Honey starts pulling at her wet seat and caterwauling. I shhhh her and get her bag from under the chair and pull out a pair of baby pants, congratulating myself on having the foresight to bring a change of clothes. I reach over and pull her out of the high chair and onto my lap, and hold her legs together to keep her from kicking. I take up the patter of talk that I’ve convinced myself works to soothe her. “Don’t worry big girl we’re just going to put some new pants on, we don’t want to be a cold wet baby sh sh sh” and I tug the pants off over her shoes and wiggle the new pants onto her, wipe up the damp on her high chair with my totally nonabsorbent green napkin and set her back in place. Alice is chewing meditatively on a piece of the airy nothing bread.
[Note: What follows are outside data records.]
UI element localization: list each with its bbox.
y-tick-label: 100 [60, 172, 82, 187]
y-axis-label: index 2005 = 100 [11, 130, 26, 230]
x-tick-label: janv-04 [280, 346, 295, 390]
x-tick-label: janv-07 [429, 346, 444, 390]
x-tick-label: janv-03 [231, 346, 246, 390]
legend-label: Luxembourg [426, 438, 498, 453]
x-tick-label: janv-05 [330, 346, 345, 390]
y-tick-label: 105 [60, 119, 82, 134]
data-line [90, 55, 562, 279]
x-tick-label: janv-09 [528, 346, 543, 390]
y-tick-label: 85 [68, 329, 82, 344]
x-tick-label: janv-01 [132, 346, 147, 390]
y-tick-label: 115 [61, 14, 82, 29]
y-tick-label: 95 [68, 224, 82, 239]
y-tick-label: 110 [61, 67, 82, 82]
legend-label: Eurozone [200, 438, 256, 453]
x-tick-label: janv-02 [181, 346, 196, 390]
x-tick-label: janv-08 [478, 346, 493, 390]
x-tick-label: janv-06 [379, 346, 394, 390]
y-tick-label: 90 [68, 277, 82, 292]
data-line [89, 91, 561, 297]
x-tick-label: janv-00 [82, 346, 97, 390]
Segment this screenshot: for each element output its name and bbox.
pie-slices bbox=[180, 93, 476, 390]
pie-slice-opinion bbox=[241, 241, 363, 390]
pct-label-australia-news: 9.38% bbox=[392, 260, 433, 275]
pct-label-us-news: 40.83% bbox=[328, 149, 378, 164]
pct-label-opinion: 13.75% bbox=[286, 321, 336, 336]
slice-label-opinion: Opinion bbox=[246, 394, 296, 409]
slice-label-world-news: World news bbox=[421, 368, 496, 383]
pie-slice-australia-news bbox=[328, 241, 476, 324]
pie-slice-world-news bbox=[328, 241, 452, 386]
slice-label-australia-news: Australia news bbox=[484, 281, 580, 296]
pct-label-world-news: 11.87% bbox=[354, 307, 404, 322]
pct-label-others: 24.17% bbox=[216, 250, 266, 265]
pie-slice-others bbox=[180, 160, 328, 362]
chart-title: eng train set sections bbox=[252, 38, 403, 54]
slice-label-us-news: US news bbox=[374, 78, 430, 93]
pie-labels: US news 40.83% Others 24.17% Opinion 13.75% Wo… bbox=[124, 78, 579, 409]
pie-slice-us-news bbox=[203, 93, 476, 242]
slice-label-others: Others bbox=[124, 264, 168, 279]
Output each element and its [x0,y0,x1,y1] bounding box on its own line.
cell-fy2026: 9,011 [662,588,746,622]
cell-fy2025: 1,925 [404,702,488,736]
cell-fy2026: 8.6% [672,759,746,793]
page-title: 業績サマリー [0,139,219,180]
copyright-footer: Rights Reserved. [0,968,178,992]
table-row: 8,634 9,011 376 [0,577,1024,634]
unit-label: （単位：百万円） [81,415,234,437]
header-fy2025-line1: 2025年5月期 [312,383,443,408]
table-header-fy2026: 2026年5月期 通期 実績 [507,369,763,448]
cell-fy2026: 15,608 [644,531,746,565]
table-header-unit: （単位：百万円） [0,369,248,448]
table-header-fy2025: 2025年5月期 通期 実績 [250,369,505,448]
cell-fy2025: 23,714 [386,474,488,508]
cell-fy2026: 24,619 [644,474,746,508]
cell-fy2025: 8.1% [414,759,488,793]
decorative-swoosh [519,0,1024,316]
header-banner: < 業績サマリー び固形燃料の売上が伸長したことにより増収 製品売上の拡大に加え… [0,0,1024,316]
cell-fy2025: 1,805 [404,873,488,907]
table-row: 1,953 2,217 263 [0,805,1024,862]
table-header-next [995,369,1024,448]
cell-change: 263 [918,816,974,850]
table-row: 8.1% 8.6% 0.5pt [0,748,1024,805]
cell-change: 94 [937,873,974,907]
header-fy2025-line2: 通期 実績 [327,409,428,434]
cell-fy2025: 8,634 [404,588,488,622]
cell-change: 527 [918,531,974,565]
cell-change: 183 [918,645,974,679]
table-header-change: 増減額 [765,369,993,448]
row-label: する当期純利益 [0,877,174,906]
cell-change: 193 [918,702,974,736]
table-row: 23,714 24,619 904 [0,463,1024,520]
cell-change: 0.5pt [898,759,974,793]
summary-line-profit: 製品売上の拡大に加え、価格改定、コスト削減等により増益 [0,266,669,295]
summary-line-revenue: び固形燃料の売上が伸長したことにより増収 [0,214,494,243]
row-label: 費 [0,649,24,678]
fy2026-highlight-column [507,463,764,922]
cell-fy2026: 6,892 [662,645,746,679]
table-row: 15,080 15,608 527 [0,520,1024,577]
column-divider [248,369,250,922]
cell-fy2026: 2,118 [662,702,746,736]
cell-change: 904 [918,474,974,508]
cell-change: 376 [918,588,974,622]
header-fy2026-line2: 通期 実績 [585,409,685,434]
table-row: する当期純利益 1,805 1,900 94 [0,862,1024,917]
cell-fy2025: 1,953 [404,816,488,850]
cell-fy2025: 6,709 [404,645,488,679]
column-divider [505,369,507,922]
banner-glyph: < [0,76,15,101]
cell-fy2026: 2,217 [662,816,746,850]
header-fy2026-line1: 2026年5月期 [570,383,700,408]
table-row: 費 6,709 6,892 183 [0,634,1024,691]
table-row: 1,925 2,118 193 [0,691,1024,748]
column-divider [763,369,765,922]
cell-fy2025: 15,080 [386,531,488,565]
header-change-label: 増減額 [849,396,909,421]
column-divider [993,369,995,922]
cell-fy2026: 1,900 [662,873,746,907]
The hum of conversation in the dining room is broken by big guffaws, and I look behind to see two enormous red-faced white men, not fat, just huge like tree trunks, in matching camouflage hats, their heads thrown back, forks gripped in big fists. Nancy Pelosi and Spotted Owl, I think to myself, perhaps unjustly. Honey looks too and one of them sees her and lights up and starts waving and then peekabooing behind his paws, and she looks up through her eyelashes and puts her chin to her shoulder and I roll my eyes.

“How do they learn this,” I say to Alice, who looks confused. “She’s so flirtatious with strangers.” I point to the baby. “I just wonder where that comes from.”

“Mine were like that, the twins at least, until they got sick. Before the little one got sick too she needed attention so bad she didn’t flirt so much as throw herself on people.”

“When did they get sick,” I venture.

“They were a little older than Honey.” I want so much to ask what it was how did they get it what were the symptoms and I notice I’ve put my hand on Honey’s curls without realizing. I hadn’t even considered that she might already have an illness that will kill her.

“Sorry,” she says. “I don’t mean to scare you.”

“That’s okay,” I say. “I think about bad things happening to her all the time.” Honey is looking over her shoulder at the big men. “I mean I spend a lot of time trying to be prepared for something awful to happen.” She shakes her head. “You can’t prepare.”

“I know,” I say. “But I still try. Hedging, I guess.”

“You can’t prepare for seeing your children wasting away. Or when they’re gone, but you’re still their mother, with all that love and nothing to use it on.” Her nose wrinkles and my mustard fog immediately gathers behind my eyes.

“I’m so, so sorry,” I say, pointlessly. I want to do a laying-on-of-hands, but where. Her hand sitting forlornly on the table? Her ax-head of a shoulder blade? There’s no right place. I keep my hands on my silverware.

“How old were they when they died?”

“The twins were young,” she says. “Their sister was grown, a little younger than you. I was already old.” We just sit there together in silence. She looks ahead, out the window at the swing set at the edge of the lake, the series of black mole holes that dot the expanse of dried grass.

With whatever emotional intelligence she has Honey looks bemusedly at us but stays quiet.

“I’m so sorry,” I say, again.

“You’d think there’s an age when you get used to it, but you don’t.” What to say here? I understand, I don’t; I imagine, I can’t; so I just say “I believe you.” I blow my nose into the napkin.